I've slowed it down and found that its easier to keep the pulse constant and accent the correct notes. I've always had a problem with performing or recording on the piano. I used to relish singing and acting in front of thousands (many moons ago) but ever since I started playing the piano I've always got nervous very quickly if I had an audience or knew I was being recorded. I suppose its because I've always learnt just by ear and never had the crucial knowledge of the notes on paper. Theory is something I've foolishly avoided until now and I'm reaping the benefits of learning to read music.



I have a scales question: Whats the correct fingering for playing up and down each major scale with the left hand?

Kind Regards,

Jamie


----------



## Rachovsky (Jan 5, 2008)

5-4-3-2-1-4-3...

I may be wrong but I think that's how I do it.


----------



## YsayeOp.27#6 (Dec 7, 2007)

Pianoforte said:


> I have a scales question: Whats the correct fingering for playing up and down each major scale with the left hand?


Do you mean the general fingerings, or for this particular work?

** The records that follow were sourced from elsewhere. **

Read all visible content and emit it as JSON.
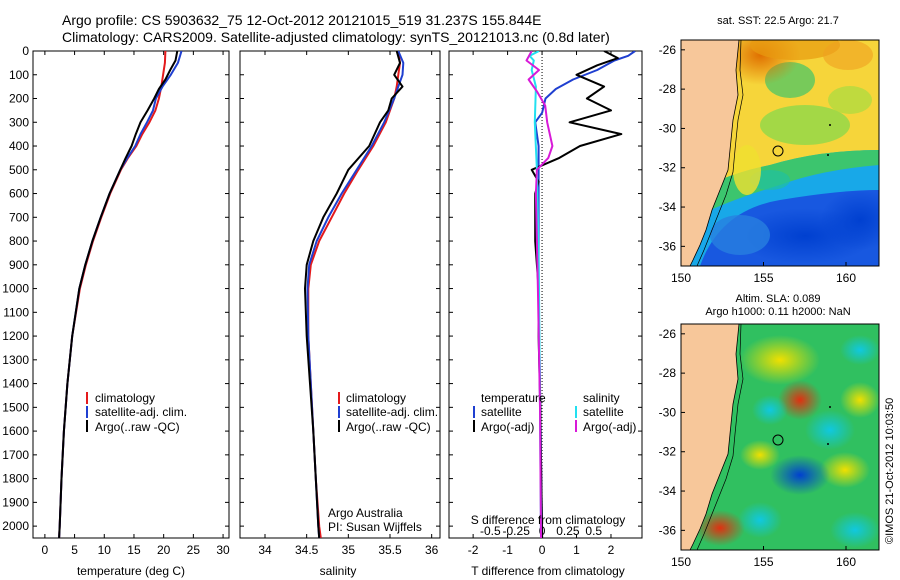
{
  "header": {
    "title_line1": "Argo profile: CS 5903632_75 12-Oct-2012 20121015_519 31.237S 155.844E",
    "title_line2": "Climatology: CARS2009. Satellite-adjusted climatology: synTS_20121013.nc (0.8d later)"
  },
  "colors": {
    "climatology": "#e41a1c",
    "satellite": "#1f3fd0",
    "argo": "#000000",
    "sal_satellite": "#22e0f0",
    "sal_argo": "#d81ad8",
    "land": "#f7c79a"
  },
  "chart_data": [
    {
      "type": "line",
      "name": "temperature-profile",
      "xlabel": "temperature (deg C)",
      "xlim": [
        -2,
        31
      ],
      "ylim": [
        0,
        2050
      ],
      "xticks": [
        "0",
        "5",
        "10",
        "15",
        "20",
        "25",
        "30"
      ],
      "xtick_values": [
        0,
        5,
        10,
        15,
        20,
        25,
        30
      ],
      "yticks": [
        "0",
        "100",
        "200",
        "300",
        "400",
        "500",
        "600",
        "700",
        "800",
        "900",
        "1000",
        "1100",
        "1200",
        "1300",
        "1400",
        "1500",
        "1600",
        "1700",
        "1800",
        "1900",
        "2000"
      ],
      "ytick_values": [
        0,
        100,
        200,
        300,
        400,
        500,
        600,
        700,
        800,
        900,
        1000,
        1100,
        1200,
        1300,
        1400,
        1500,
        1600,
        1700,
        1800,
        1900,
        2000
      ],
      "legend": [
        "climatology",
        "satellite-adj. clim.",
        "Argo(..raw -QC)"
      ],
      "series": [
        {
          "name": "climatology",
          "depth": [
            0,
            50,
            100,
            150,
            200,
            250,
            300,
            350,
            400,
            450,
            500,
            600,
            700,
            800,
            900,
            1000,
            1200,
            1400,
            1600,
            1800,
            2000,
            2050
          ],
          "values": [
            20.3,
            20.2,
            19.9,
            19.6,
            19.2,
            18.6,
            17.6,
            16.4,
            15.4,
            14.0,
            12.8,
            11.0,
            9.5,
            8.1,
            6.9,
            5.9,
            4.6,
            3.8,
            3.2,
            2.8,
            2.5,
            2.4
          ]
        },
        {
          "name": "satellite-adj. clim.",
          "depth": [
            0,
            50,
            100,
            150,
            200,
            250,
            300,
            350,
            400,
            450,
            500,
            600,
            700,
            800,
            900,
            1000,
            1200,
            1400,
            1600,
            1800,
            2000,
            2050
          ],
          "values": [
            23.0,
            22.4,
            21.2,
            19.8,
            18.7,
            18.2,
            17.2,
            16.1,
            15.2,
            13.9,
            12.7,
            10.9,
            9.4,
            8.0,
            6.8,
            5.8,
            4.6,
            3.8,
            3.2,
            2.8,
            2.5,
            2.4
          ]
        },
        {
          "name": "Argo(..raw -QC)",
          "depth": [
            0,
            40,
            80,
            120,
            160,
            200,
            250,
            300,
            350,
            400,
            450,
            500,
            600,
            700,
            800,
            900,
            1000,
            1200,
            1400,
            1600,
            1800,
            2000,
            2050
          ],
          "values": [
            22.3,
            22.0,
            21.1,
            20.3,
            19.2,
            18.4,
            17.3,
            16.1,
            15.3,
            14.6,
            13.6,
            12.7,
            10.9,
            9.4,
            8.0,
            6.8,
            5.8,
            4.6,
            3.8,
            3.2,
            2.8,
            2.5,
            2.4
          ]
        }
      ]
    },
    {
      "type": "line",
      "name": "salinity-profile",
      "xlabel": "salinity",
      "xlim": [
        33.7,
        36.1
      ],
      "ylim": [
        0,
        2050
      ],
      "xticks": [
        "34",
        "34.5",
        "35",
        "35.5",
        "36"
      ],
      "xtick_values": [
        34,
        34.5,
        35,
        35.5,
        36
      ],
      "legend": [
        "climatology",
        "satellite-adj. clim.",
        "Argo(..raw -QC)"
      ],
      "annotations": [
        "Argo Australia",
        "PI: Susan Wijffels"
      ],
      "series": [
        {
          "name": "climatology",
          "depth": [
            0,
            50,
            100,
            150,
            200,
            300,
            400,
            500,
            600,
            700,
            800,
            900,
            1000,
            1200,
            1400,
            1600,
            1800,
            2000,
            2050
          ],
          "values": [
            35.6,
            35.62,
            35.6,
            35.58,
            35.55,
            35.45,
            35.3,
            35.12,
            34.95,
            34.8,
            34.65,
            34.55,
            34.52,
            34.52,
            34.55,
            34.58,
            34.61,
            34.65,
            34.67
          ]
        },
        {
          "name": "satellite-adj. clim.",
          "depth": [
            0,
            50,
            100,
            150,
            200,
            300,
            400,
            500,
            600,
            700,
            800,
            900,
            1000,
            1200,
            1400,
            1600,
            1800,
            2000,
            2050
          ],
          "values": [
            35.6,
            35.66,
            35.65,
            35.6,
            35.55,
            35.43,
            35.28,
            35.1,
            34.92,
            34.76,
            34.62,
            34.53,
            34.51,
            34.52,
            34.55,
            34.58,
            34.61,
            34.64,
            34.65
          ]
        },
        {
          "name": "Argo(..raw -QC)",
          "depth": [
            0,
            50,
            100,
            150,
            200,
            250,
            300,
            400,
            500,
            600,
            700,
            800,
            900,
            1000,
            1200,
            1400,
            1600,
            1800,
            2000,
            2050
          ],
          "values": [
            35.58,
            35.62,
            35.55,
            35.65,
            35.52,
            35.48,
            35.38,
            35.25,
            35.0,
            34.86,
            34.7,
            34.58,
            34.5,
            34.48,
            34.5,
            34.54,
            34.58,
            34.61,
            34.64,
            34.65
          ]
        }
      ]
    },
    {
      "type": "line",
      "name": "difference-profile",
      "xlabel": "T difference from climatology",
      "top_label": "S difference from climatology",
      "xlim": [
        -2.7,
        2.9
      ],
      "ylim": [
        0,
        2050
      ],
      "xticks": [
        "-2",
        "-1",
        "0",
        "1",
        "2"
      ],
      "xtick_values": [
        -2,
        -1,
        0,
        1,
        2
      ],
      "sticks": [
        "-0.5",
        "-0.25",
        "0",
        "0.25",
        "0.5"
      ],
      "stick_values": [
        -0.5,
        -0.25,
        0,
        0.25,
        0.5
      ],
      "legend_t_title": "temperature",
      "legend_s_title": "salinity",
      "legend_t": [
        "satellite",
        "Argo(-adj)"
      ],
      "legend_s": [
        "satellite",
        "Argo(-adj)"
      ],
      "series": [
        {
          "name": "T satellite",
          "depth": [
            0,
            20,
            40,
            80,
            120,
            160,
            200,
            260,
            300,
            400,
            500,
            600,
            800,
            1000,
            1500,
            2050
          ],
          "values": [
            2.7,
            2.5,
            2.1,
            1.6,
            0.9,
            0.4,
            0.1,
            0.0,
            -0.2,
            -0.1,
            -0.1,
            -0.1,
            -0.1,
            -0.1,
            -0.05,
            0.0
          ]
        },
        {
          "name": "T Argo(-adj)",
          "depth": [
            0,
            30,
            60,
            100,
            150,
            200,
            250,
            300,
            350,
            400,
            450,
            500,
            550,
            600,
            800,
            1000,
            1200,
            1500,
            2050
          ],
          "values": [
            1.8,
            2.2,
            1.6,
            1.0,
            1.8,
            1.3,
            2.0,
            0.8,
            2.3,
            1.1,
            0.5,
            -0.3,
            -0.1,
            -0.2,
            -0.2,
            -0.1,
            -0.1,
            -0.05,
            0.0
          ]
        },
        {
          "name": "S satellite",
          "depth": [
            0,
            20,
            40,
            80,
            150,
            300,
            500,
            700,
            1000,
            1500,
            2050
          ],
          "values": [
            -0.03,
            -0.12,
            -0.08,
            -0.1,
            -0.06,
            -0.07,
            -0.05,
            -0.04,
            -0.03,
            -0.02,
            -0.01
          ]
        },
        {
          "name": "S Argo(-adj)",
          "depth": [
            0,
            40,
            80,
            120,
            170,
            230,
            300,
            400,
            450,
            500,
            600,
            800,
            1000,
            1500,
            2050
          ],
          "values": [
            -0.1,
            -0.15,
            -0.03,
            -0.13,
            -0.05,
            0.03,
            0.05,
            0.1,
            0.06,
            -0.05,
            -0.06,
            -0.05,
            -0.04,
            -0.02,
            -0.01
          ]
        }
      ]
    },
    {
      "type": "heatmap",
      "name": "sst-map",
      "title": "sat. SST: 22.5 Argo: 21.7",
      "xticks": [
        "150",
        "155",
        "160"
      ],
      "xtick_values": [
        150,
        155,
        160
      ],
      "yticks": [
        "-26",
        "-28",
        "-30",
        "-32",
        "-34",
        "-36"
      ],
      "ytick_values": [
        -26,
        -28,
        -30,
        -32,
        -34,
        -36
      ],
      "lon_range": [
        150,
        162
      ],
      "lat_range": [
        -37,
        -25.5
      ],
      "argo_position": {
        "lon": 155.844,
        "lat": -31.237
      }
    },
    {
      "type": "heatmap",
      "name": "sla-map",
      "title_line1": "Altim. SLA: 0.089",
      "title_line2": "Argo h1000: 0.11 h2000: NaN",
      "xticks": [
        "150",
        "155",
        "160"
      ],
      "xtick_values": [
        150,
        155,
        160
      ],
      "yticks": [
        "-26",
        "-28",
        "-30",
        "-32",
        "-34",
        "-36"
      ],
      "ytick_values": [
        -26,
        -28,
        -30,
        -32,
        -34,
        -36
      ],
      "lon_range": [
        150,
        162
      ],
      "lat_range": [
        -37,
        -25.5
      ],
      "argo_position": {
        "lon": 155.844,
        "lat": -31.237
      }
    }
  ],
  "footer": {
    "side_label": "©IMOS 21-Oct-2012 10:03:50"
  }
}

For the C scale, on two octaves: 
Going up: 54321321-4321321
Going down: 1231234-12312345

That's the general structure. It changes if the key becomes more complicated.


----------



## Rachovsky (Jan 5, 2008)

My bad. Thats an easier fingering for C scale.
May I suggest listening to this video though (just audio).






It's played by Sviatoslav Ricther and he did what my piano always stressed for me to do. The melody is played louder than the bass. I think he said like 2 times louder than the bass was perfect. The notes flow together as well in the legato manner. This is the best version of the piece I've found on YouTube.


----------



## Pianoforte (Jul 27, 2007)

Fantastic. I dream of the day I can play it that well!

Thank-you for the scales advice I am trying to be disciplined enough to do some excercises every day in particular with the left hand. 

I discovered where I've been going wrong with the trills too. When I first started learning the piece I would stop playing the left part when I got to the trill to concentrate on it fully and thats never changed so I've been missing the D on the first trill and not sure what note for the second as not near a keyboard so it sounded empty. By playing the left part correctly its now sounding semi-plausable and just needs lots of trill practice. 

Am I trying to run before I can walk or could K576, Allegro be in my grasp? I've not seen it being played but it sounds like the left part is demanding.


----------